BY CLYDE HUGHES
What in the world was Prince Fielder thinking?
The Texas Rangers slugger has some audacity, posing naked for the ESPN the Magazine’s so-called “Body” issue. He’s not exactly the San Francisco 49ers’ Vernon Davis, who I lost a female friend over the first time she saw him in his football uniform. Heck, many would think Fielder would not be in the top 50 of Major League’s we’d want to see in the “Body.”
The first thing that came to mind was opening monologue to Sir Mix-A-Lot song “Baby Got Back.”
“I mean, her butt, is just so big. I can’t believe it’s just so round, it’s like, out there.”
It didn’t take long for such movie stars like Cuba Gooding Jr. to make fun of him on TMZ.com Wednesday.
“Looks like two midgets in an arm wrestling contest with a bag of knuckles,” he said to celebrity website after laughing out loud at the photo.
But if people like Gooding would take a freaking breath and stop their self-righteous chuckling for just a second, they may realize the brilliance behind Fielder’s decision to pose for ESPN the Magazine. It’s brilliant because everyone will talk about it, everyone will have an opinion about it, and everyone will have to come to the conclusion that what he has done with his photos is make a statement about our view of the human body.
“You don’t have to look like an Under Armour mannequin to be an athlete,” Fielder told ESPN the Magazine about his decision to do the photo shoot. “I work out to make sure I can do my job to the best of my ability.”
No one can argue Fielder is a top Major League talent. The millions the Rangers are giving him to play baseball at the highest level in the planet is a testament to that. Covering the Detroit Tigers for the Toledo Blade back in the 1990s, I heard all the stories from other reporters about his batting practice exploits as a youngster while his father Cecil Fielder watched when I arrived at Tiger Stadium to cover games.

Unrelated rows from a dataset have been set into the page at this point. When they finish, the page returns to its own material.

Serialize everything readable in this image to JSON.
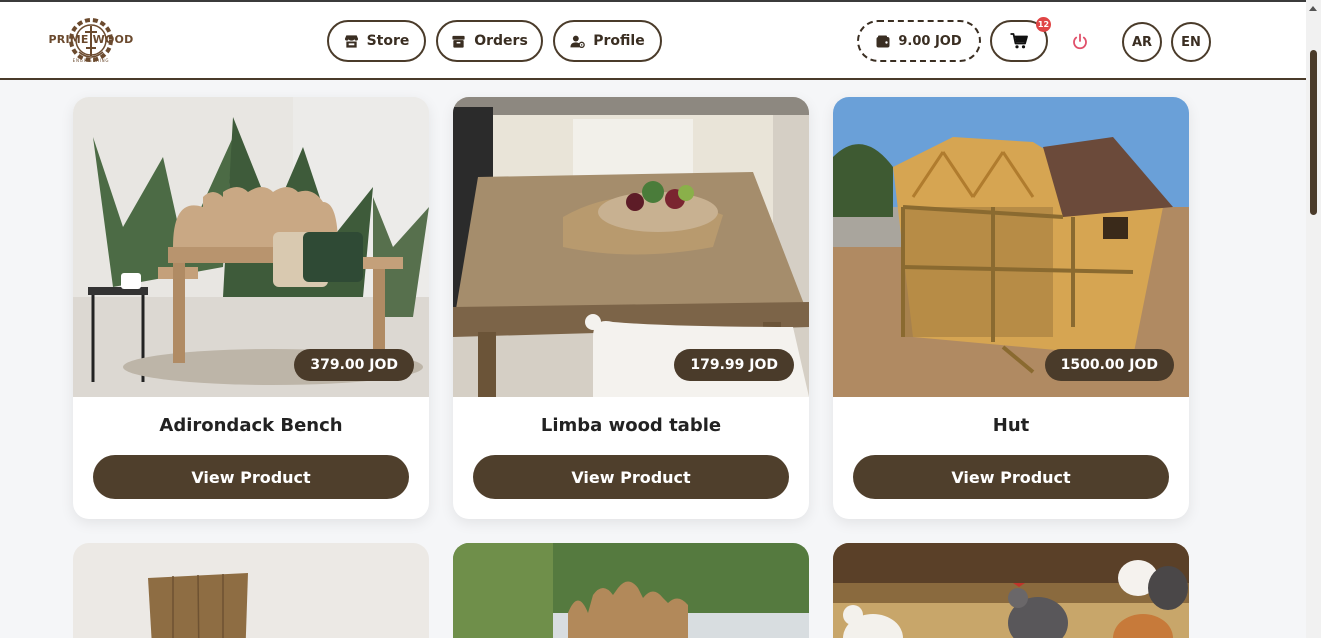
{
  "brand": {
    "name": "PRIME WOOD",
    "tagline": "ENGINEERING"
  },
  "nav": {
    "store": "Store",
    "orders": "Orders",
    "profile": "Profile"
  },
  "wallet": {
    "balance": "9.00 JOD"
  },
  "cart": {
    "count": "12"
  },
  "languages": {
    "ar": "AR",
    "en": "EN"
  },
  "products": [
    {
      "name": "Adirondack Bench",
      "price": "379.00 JOD",
      "cta": "View Product"
    },
    {
      "name": "Limba wood table",
      "price": "179.99 JOD",
      "cta": "View Product"
    },
    {
      "name": "Hut",
      "price": "1500.00 JOD",
      "cta": "View Product"
    }
  ],
  "colors": {
    "brand_brown": "#4a3b2a",
    "badge_red": "#e04545",
    "power_red": "#e0506a"
  },
  "icons": [
    "store-icon",
    "orders-icon",
    "profile-icon",
    "wallet-icon",
    "cart-icon",
    "power-icon"
  ]
}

He is a person supremely confident in his ability as a baseball player. Why wouldn’t he feel the same way about his body – and in his own way make us feel the same in our road to become a healthier person. Fielder’s body is the talk of the magazine, and I say that’s a good thing – a great thing.
See Fielder’s cover comes at the perfect time for me. I am working on running a 5K race in a few weeks. I did a father-daughter 5K with my daughter Ashley a few years ago and while not in perfect shape then, I was better than I am today. I have yet to even come close to the time I ran that Thanksgiving in 2012 with my now law school-attending daughter and right now I would be happy just to break 40 minutes.
After a workout Tuesday, I was ready to give up and start to wonder why I’m even doing this, especially walking by a bathroom mirror, which pointed out all the faults and failures in my body over a lifetime of journalism where I sat down to make a living.
Fielder’s attitude is refreshing, bold and even brazen if I may say so.
Some of us, simply because of biology, will spend a lifetime trying to shed enough pounds and will never get that Shaun T six-pack look. I’ve long resigned myself to the fact that I’m one of those people. I hate welcoming the winter just so I can put on additional clothing to hide my body’s faults. I despise the feeling that I can never (ever, ever) take off my shirt at a beach.
Not so much today. As I continue to shed the weight slowly pound by pound, I feel more secure, more confident, even more “brazen” because Fielder decided to share to tell the world that you can look good with a little bit of weight, and used himself as an example.
Prince, you were an unexpected inspiration. Now, it’s time to go out for another run.